Is it the lender's fault for giving those now facing bankruptcy and foreclosure loans with little or no money down? Is it their fault for writing you a loan that requires 50%, 66%, 75% or more of your monthly income to go towards P & I & T? Yeah, the banks were stupid allowing you to take out a mortgage on a house you shouldn't have been able to afford, but is it their fault you didn't use better judgment and buy smaller or buy less? Is it anti-American to not buy the biggest and best?

Compound on this low interest rates and a re-financing boom of the early 2000's. These very same people who bought their homes with almost no equity, we're now re-financing their homes every few months. They would have a paper-gain of value on their house and re-finance it while taking out the principal in cash to take a vacation, buy a new car or what have you.

We re-financed our mortgage once during this craze, we were stupid not to take advantage of lower interest rates. We took our 30-year fixed-rate mortgage and re-financed it to a 15-year mortgage! Our neighbors/peers took out new 30-year mortgages and used the cash to do something temporary. We looked at them in astonishment as they turned 50 with new 30-year mortgages and we're turning 30 with new 15-year mortgages. The decisions other people were making was un-thinkable to us at the time.

Which brings us to today... While we watched our friends & peers, both educated and uneducated, make choices over the past decade we sat back and observed. Now that we have a "housing crisis" we read each new story of how the banks took advantage of people, that the government wasn't watching our back, who should go to jail and what are they going to to "for me" mentality. I sit back and ask myself why?

Why should anyone do anything? Why can't we simply require people to manage their own finances? I know our community college in MI offered free 1-day courses/lectures on understanding mortgages and borrowing. This stuff is out there. We choose rather to believe others have our best interests in mind when we make a financial decision.

I want to leave with one thing - these cash-out-refinancers, the no-money-down borrowers and the poor-credit sub-prime borrowers - those people are the reason why houses got so expensive in the first place. They're the reason my house cost so freaking darned much! If I have a beef with anyone, it's them, not the banks! Because some half-employed doofus down the street was able to obtain a loan for $500,000 to buy a house and he was willing to plop that money down in my neighborhood meant that I had to bid "against" him to buy the house that I want to buy.

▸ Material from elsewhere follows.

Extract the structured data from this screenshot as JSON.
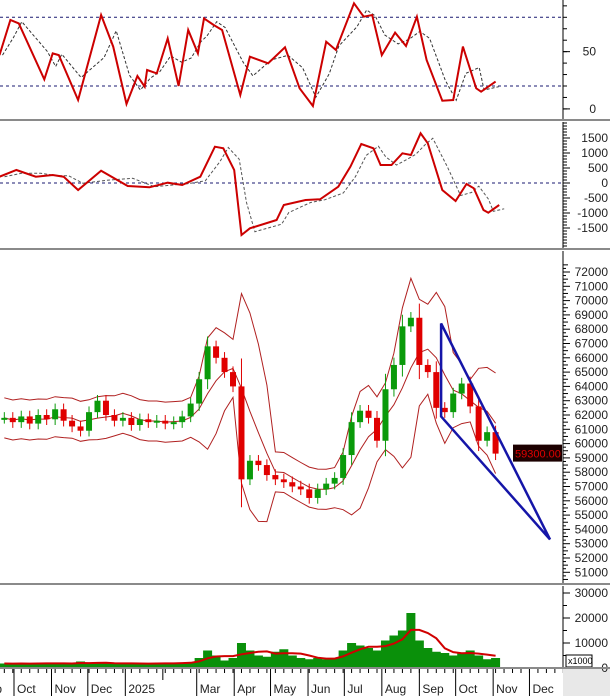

He only wanted to buy a 3-bedroom house with 1.5 baths and since the bank lent him $500,000 to buy it, he spent that much money on the house down the street from me. That means the guy selling me the 4-bedroom with 3 baths and granite counter tops expects much more for the house I want to buy and I end up paying much more for my housing.

In my honest opinion, it's the people who had access to this loose credit who are responsible for the housing "boom" we experienced over the past decade. It was a false boom - it was built on people paying over and above the actual value of real estate simply because they had the money, rather than the property being 'worth' that much. This bubble-up effect meant all housing stock appreciated. That meant I had to pay more for my house.

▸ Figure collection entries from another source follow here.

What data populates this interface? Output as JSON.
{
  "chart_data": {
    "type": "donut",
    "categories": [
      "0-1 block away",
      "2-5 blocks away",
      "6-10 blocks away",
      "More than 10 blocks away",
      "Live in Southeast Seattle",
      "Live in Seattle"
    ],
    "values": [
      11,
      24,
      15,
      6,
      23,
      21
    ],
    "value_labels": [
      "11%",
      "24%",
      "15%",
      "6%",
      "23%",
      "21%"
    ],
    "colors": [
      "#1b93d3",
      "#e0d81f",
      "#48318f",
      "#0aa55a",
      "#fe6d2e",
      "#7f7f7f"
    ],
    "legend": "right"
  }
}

So yeah, I'm mad. I'm mad because of this housing crisis. I want credit tightened. I want people to rent for a few years like we did. I want people to purchase responsibly and within their means. If this happens, all prices will return to their normal and natural state. We've gone through 25 years of "keeping up with the Jones'" and it's about time we stop doing things just to keep and do things within our means!